An Australian man long rumoured to be associated with the digital currency Bitcoin has now publicly claimed that he is the creator of Bitcoin. Now that is a claim that – if settled – would end one of the biggest mysteries in the tech world. Meanwhile, as of now, the jury is still out on that one and no one has been named undisputedly as the founder of Bitcoin.
Craig Wright spoke to BBC News on Monday claiming to be the man known by the pseudonym Satoshi Nakamoto. Incidentally, Wright has chosen to ‘disclose’his identity only to the BBC, the Economist and GQ. The computer scientist, inventor and academic said he launched the currency in 2009 with the help of others.
The Economist magazine, on its website, said that it still has “nagging” questions about Wright’s claim. He also asserted his role in a lengthy blog post.
The founder’s identity has been shrouded in uncertainty, and the media’s inability to pinpoint the person responsible has led to a series of investigations.
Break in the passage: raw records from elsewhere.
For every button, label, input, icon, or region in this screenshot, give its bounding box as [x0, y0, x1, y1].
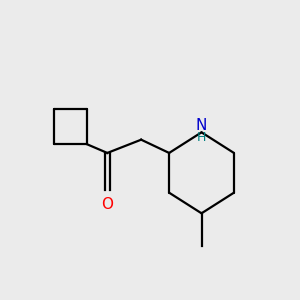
Text: O: O — [101, 197, 113, 212]
Text: N: N — [196, 118, 207, 134]
Text: H: H — [197, 131, 206, 144]
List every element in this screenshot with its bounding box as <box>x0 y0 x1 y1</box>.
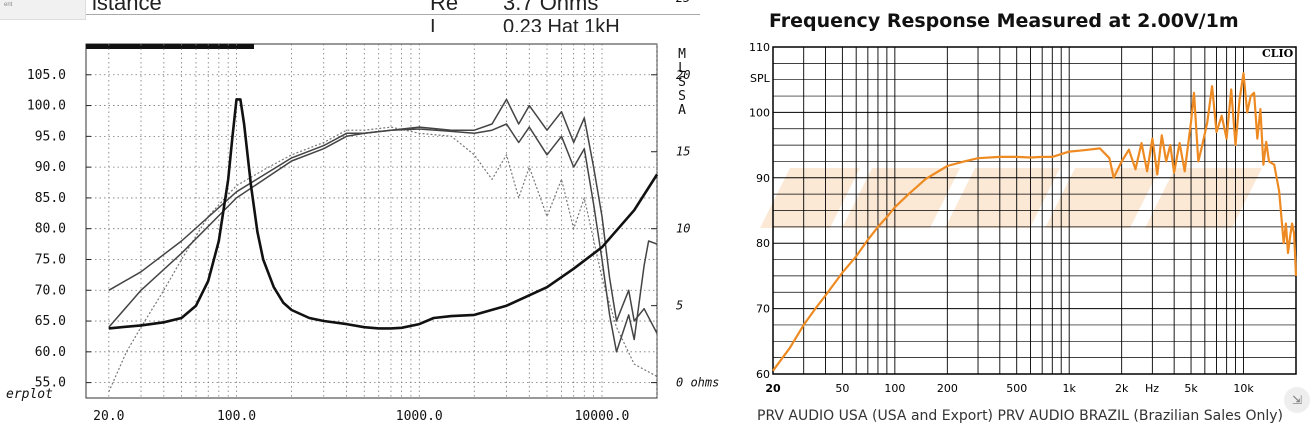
right-axis-label-letter: S <box>678 89 686 104</box>
right-tick-label: 15 <box>676 145 690 159</box>
right-tick-label: 20 <box>676 68 690 82</box>
right-tick-label: 25 <box>676 0 690 5</box>
series-line-dotted <box>108 126 658 393</box>
right-chart-y-ticks: 60 70 80 90 100 110 <box>749 41 770 381</box>
right-tick-label: 5 <box>676 299 683 313</box>
chart-title: Frequency Response Measured at 2.00V/1m <box>769 10 1239 32</box>
x-tick-label: 500 <box>1006 382 1027 395</box>
y-tick-label: 60 <box>756 368 770 381</box>
frequency-response-chart: 60 70 80 90 100 110 20 50 100 200 500 1k 2k 5k 10k SP… <box>749 41 1298 395</box>
y-tick-label: 70 <box>756 303 770 316</box>
y-tick-label: 100.0 <box>27 99 66 114</box>
left-chart-grid <box>86 44 658 398</box>
heading-right: 3.7 Ohms <box>503 0 599 15</box>
right-tick-label: 10 <box>676 222 690 236</box>
impedance-response-chart: 55.060.065.070.075.080.085.090.095.0100.… <box>6 0 719 424</box>
y-tick-label: 55.0 <box>35 376 66 391</box>
series-line-medium <box>108 123 658 353</box>
y-tick-label: 90 <box>756 172 770 185</box>
left-chart-footer: erplot <box>6 387 53 402</box>
x-tick-label: 5k <box>1184 382 1198 395</box>
browser-tab[interactable]: ent <box>0 0 86 20</box>
x-tick-label: 10k <box>1233 382 1254 395</box>
heading-left: istance <box>92 0 162 15</box>
y-tick-label: 80.0 <box>35 222 66 237</box>
y-tick-label: 95.0 <box>35 129 66 144</box>
heading-sub-mid: I <box>430 16 436 32</box>
y-tick-label: 100 <box>749 106 770 119</box>
right-chart-grid <box>773 46 1296 375</box>
heading-mid: Re <box>430 0 459 15</box>
right-axis-label-letter: M <box>678 47 686 62</box>
x-tick-label: 2k <box>1115 382 1129 395</box>
series-line-thick <box>108 98 659 330</box>
x-tick-label: 20.0 <box>93 409 124 424</box>
x-tick-label: 100 <box>884 382 905 395</box>
x-tick-label: 10000.0 <box>575 409 630 424</box>
heading-rule <box>86 14 700 15</box>
x-tick-label: 1k <box>1062 382 1076 395</box>
right-chart-series <box>772 72 1298 372</box>
y-tick-label: 65.0 <box>35 314 66 329</box>
x-tick-label: 1000.0 <box>396 409 443 424</box>
left-chart-y-ticks: 55.0 60.0 65.0 70.0 75.0 80.0 85.0 90.0 95.0 100.… <box>27 68 91 391</box>
right-axis-label-letter: A <box>678 103 686 118</box>
y-tick-label: 80 <box>756 237 770 250</box>
series-line-medium <box>108 98 658 334</box>
x-tick-label: 20 <box>765 382 781 395</box>
watermark-shape <box>1045 168 1160 228</box>
collapse-arrows-icon[interactable]: ⇲ <box>1284 387 1310 413</box>
heading-sub-right: 0.23 Hat 1kH <box>503 16 620 32</box>
clio-badge: CLIO <box>1262 47 1294 60</box>
page-footer: PRV AUDIO USA (USA and Export) PRV AUDIO… <box>757 408 1283 424</box>
watermark-shape <box>842 168 960 228</box>
x-tick-label: 50 <box>835 382 849 395</box>
right-axis-label-letter: S <box>678 75 686 90</box>
y-tick-label: 90.0 <box>35 160 66 175</box>
right-tick-label: 0 ohms <box>676 376 719 390</box>
y-tick-label: 110 <box>749 41 770 54</box>
hz-label: Hz <box>1145 382 1159 395</box>
frequency-response-line <box>772 72 1298 372</box>
watermark-shape <box>760 168 860 228</box>
watermark-shape <box>945 168 1060 228</box>
y-tick-label: 85.0 <box>35 191 66 206</box>
spl-label: SPL <box>750 72 771 85</box>
right-axis-label-letter: L <box>678 61 686 76</box>
left-chart-x-ticks: 20.0 100.0 1000.0 10000.0 <box>93 409 629 424</box>
y-tick-label: 60.0 <box>35 345 66 360</box>
right-chart-x-ticks: 20 50 100 200 500 1k 2k 5k 10k <box>765 382 1254 395</box>
y-tick-label: 70.0 <box>35 283 66 298</box>
x-tick-label: 100.0 <box>217 409 256 424</box>
left-chart-series <box>108 98 659 393</box>
y-tick-label: 75.0 <box>35 252 66 267</box>
y-tick-label: 105.0 <box>27 68 66 83</box>
x-tick-label: 200 <box>937 382 958 395</box>
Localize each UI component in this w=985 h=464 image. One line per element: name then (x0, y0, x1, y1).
Last year, some reports claimed Wright was the founder and that he had used a false name to mask his identity.
Wright told the BBC he had decided to make his identity known to stop the spread of “misinformation” about Bitcoin.
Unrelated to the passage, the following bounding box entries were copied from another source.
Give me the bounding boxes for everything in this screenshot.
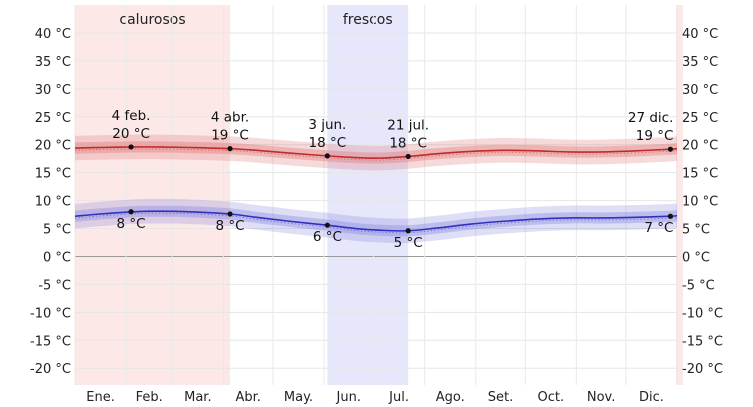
y-tick-label-left: 10 °C [35,195,71,210]
month-label: Jul. [388,390,409,405]
month-label: Abr. [235,390,260,405]
y-tick-label-right: 40 °C [682,27,718,42]
gridlines [74,5,678,385]
high-band-inner [75,141,677,164]
y-tick-label-left: 35 °C [35,55,71,70]
y-tick-label-right: -20 °C [682,362,723,377]
month-label: May. [284,390,313,405]
month-label: Feb. [136,390,163,405]
right-edge-band [676,5,683,385]
y-tick-label-left: 15 °C [35,167,71,182]
y-tick-label-right: 5 °C [682,223,710,238]
annotation-dot [667,146,674,152]
y-tick-label-left: -20 °C [30,362,71,377]
annotation-dot [324,222,330,228]
month-label: Jun. [336,390,361,405]
annotation-value: 19 °C [211,128,249,144]
y-tick-label-right: 35 °C [682,55,718,70]
season-bands: calurosos frescos [75,5,683,385]
season-band-1 [327,5,409,385]
annotation-dot [128,209,134,215]
annotation-dot [227,146,233,152]
y-tick-label-left: 5 °C [43,223,71,238]
annotation-dot [405,228,411,234]
y-tick-label-right: 0 °C [682,250,710,265]
y-tick-label-left: 40 °C [35,27,71,42]
annotation-date: 4 feb. [112,108,151,124]
month-label: Ene. [86,390,115,405]
annotation-date: 4 abr. [211,110,249,126]
y-tick-label-right: 30 °C [682,83,718,98]
month-label: Dic. [639,390,664,405]
month-label: Set. [488,390,513,405]
annotation-value: 5 °C [394,235,423,251]
annotation-value: 6 °C [313,229,342,245]
y-tick-label-left: 0 °C [43,250,71,265]
y-tick-label-right: 15 °C [682,167,718,182]
annotation-value: 8 °C [117,216,146,232]
high-band-outer [75,134,677,171]
y-tick-label-right: 25 °C [682,111,718,126]
annotation-date: 3 jun. [308,117,346,133]
annotation-value: 18 °C [309,135,347,151]
annotation-value: 7 °C [644,220,673,236]
annotation-date: 27 dic. [628,110,674,126]
low-dotted-line [74,212,678,234]
annotation-value: 8 °C [216,218,245,234]
y-tick-label-left: -15 °C [30,334,71,349]
annotation-dot [227,211,233,217]
annotation-dot [667,213,674,219]
y-tick-label-left: 20 °C [35,139,71,154]
high-dotted-line [74,148,678,161]
annotation-value: 18 °C [389,135,427,151]
y-tick-label-left: -5 °C [38,278,71,293]
month-label: Ago. [436,390,465,405]
high-line [74,146,678,159]
y-tick-label-left: 30 °C [35,83,71,98]
month-label: Mar. [184,390,211,405]
month-label: Oct. [538,390,565,405]
annotation-dot [405,153,411,160]
axes: 40 °C 40 °C 35 °C 35 °C 30 °C 30 °C 25 °C 25 °C… [30,27,723,405]
low-line [74,210,678,232]
annotations: 4 feb. 20 °C 4 abr. 19 °C 3 jun. 18 °C 21 jul.… [112,108,674,251]
series-layer [74,134,678,244]
annotation-date: 21 jul. [387,117,429,133]
annotation-dot [128,144,134,150]
y-tick-label-right: -15 °C [682,334,723,349]
season-label-1: frescos [343,12,393,28]
y-tick-label-right: -5 °C [682,278,715,293]
annotation-value: 20 °C [112,126,150,142]
season-band-0 [75,5,231,385]
season-label-0: calurosos [119,12,185,28]
month-label: Nov. [587,390,616,405]
low-band-outer [75,198,677,244]
annotation-value: 19 °C [636,128,674,144]
y-tick-label-right: 20 °C [682,139,718,154]
annotation-dot [324,153,330,159]
y-tick-label-right: -10 °C [682,306,723,321]
y-tick-label-left: -10 °C [30,306,71,321]
y-tick-label-right: 10 °C [682,195,718,210]
y-tick-label-left: 25 °C [35,111,71,126]
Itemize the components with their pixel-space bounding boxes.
Bitcoin is designed for secure financial transactions that require no central authority - no banks, no government regulators.
That makes it attractive to off-the-grid types such as libertarians, people who want to evade tax authorities, and criminals, even though Bitcoin doesn’t guarantee anonymity, since it documents every transaction in a public forum.
According to the BBC, Wright supported his claim to being the founder by signing digital messages using cryptography keys used during the early days of Bitcoin.
If Wright is indeed the founder, he is likely a very wealthy person: the person going by the pseudonym Nakamoto is believed to have amassed about one million Bitcoins, which would be worth about 450 million US dollars if converted to cash, the BBC says.